Question

A plant owner is considering replacing each of the metal halide lamps in his facility with a 6-lamp T8 fixture. The plant has a total of 31 fixtures. Determine the annual energy savings for the proposed lighting upgrade (in kWh). Information about each light type is given below:

Metal Halides Each lamp is rated at 400 W with a ballast factor of 1.17. Lamp intensity is 22,000 lumens. Lamp lifetime is 20,000 hours. The cost of a replacement lamp is $14, and the time required to replace a bulb is 27 minutes. The cost of the fixture is $26.

T8 Fluorescent Each lamp is rated at 32 W with a ballast factor of 0.91. Lamp intensity is 3,000 lumens. Lamp lifetime is 30,000 hours. The cost of a replacement lamp is $2, and the time required to replace a bulb is 19 minutes.
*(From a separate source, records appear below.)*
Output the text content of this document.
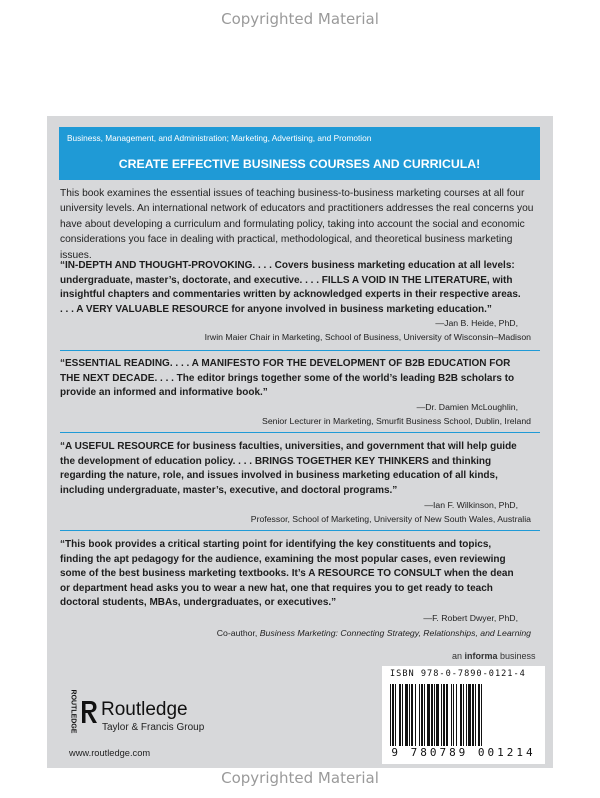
Copyrighted Material
Business, Management, and Administration; Marketing, Advertising, and Promotion
CREATE EFFECTIVE BUSINESS COURSES AND CURRICULA!
This book examines the essential issues of teaching business-to-business marketing courses at all four university levels. An international network of educators and practitioners addresses the real concerns you have about developing a curriculum and formulating policy, taking into account the social and economic considerations you face in dealing with practical, methodological, and theoretical business marketing issues.
“IN-DEPTH AND THOUGHT-PROVOKING. . . . Covers business marketing education at all levels:
undergraduate, master’s, doctorate, and executive. . . . FILLS A VOID IN THE LITERATURE, with
insightful chapters and commentaries written by acknowledged experts in their respective areas.
. . . A VERY VALUABLE RESOURCE for anyone involved in business marketing education.”
—Jan B. Heide, PhD,
Irwin Maier Chair in Marketing, School of Business, University of Wisconsin–Madison
“ESSENTIAL READING. . . . A MANIFESTO FOR THE DEVELOPMENT OF B2B EDUCATION FOR
THE NEXT DECADE. . . . The editor brings together some of the world’s leading B2B scholars to
provide an informed and informative book.”
—Dr. Damien McLoughlin,
Senior Lecturer in Marketing, Smurfit Business School, Dublin, Ireland
“A USEFUL RESOURCE for business faculties, universities, and government that will help guide
the development of education policy. . . . BRINGS TOGETHER KEY THINKERS and thinking
regarding the nature, role, and issues involved in business marketing education of all kinds,
including undergraduate, master’s, executive, and doctoral programs.”
—Ian F. Wilkinson, PhD,
Professor, School of Marketing, University of New South Wales, Australia
“This book provides a critical starting point for identifying the key constituents and topics,
finding the apt pedagogy for the audience, examining the most popular cases, even reviewing
some of the best business marketing textbooks. It’s A RESOURCE TO CONSULT when the dean
or department head asks you to wear a new hat, one that requires you to get ready to teach
doctoral students, MBAs, undergraduates, or executives.”
—F. Robert Dwyer, PhD,
Co-author, Business Marketing: Connecting Strategy, Relationships, and Learning
an informa business
ISBN 978-0-7890-0121-4
9 780789 001214
ROUTLEDGE Routledge
Taylor & Francis Group
www.routledge.com
Copyrighted Material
The cost of the fixture is $22.

Plant Information The plant operates for 7,967 hours per year. The labor rate is $15. The time required to retrofit an entire fixture is 38 minutes

Answer 1

HI,

The question is to calculate just the annual energy savings in kWh

So, we need to determine the number of KWs that are being saved by upgradation and then to multiply it with the number of hours per year that they are operating to get kWh savings

TO determine the number of kW, first we need to make sure that by replacing the system, the total luminous intensity should not change which means that the lighting of the room should be the same

Total Number of lumens emitted by the Metal Halides in the room should be same as the total number of lumens emitted by the replaced fluorescent lamp system.

Number of lumens emitted from each Metal halide lamp = 1.17X22000=25740 lumens

Number of lumens emitted from each fluorescent lamp = 0.91X3000=2730 lumens

SO, to maintain the same light intensity in the room, number of fluorescent lamps required for every Metal Halide lamp is given by N = 25740/2730=9.4 or approximately equal to 10 lamps

So each Metal halide lamp is to be replaced by 10 fluorescent lamps to get same light intensity

Now Wattage of one Metal halide lamp = 400W

Wattage of 10 fluorescent lamps = 32X10=320W

Hence saving in watts by new lighting system = 400-320=80W (for same light intensity)

Number of hour the plant operates = 7967 hrs per year

Hence savings in kWh per year = 80X7967/1000 =637kWh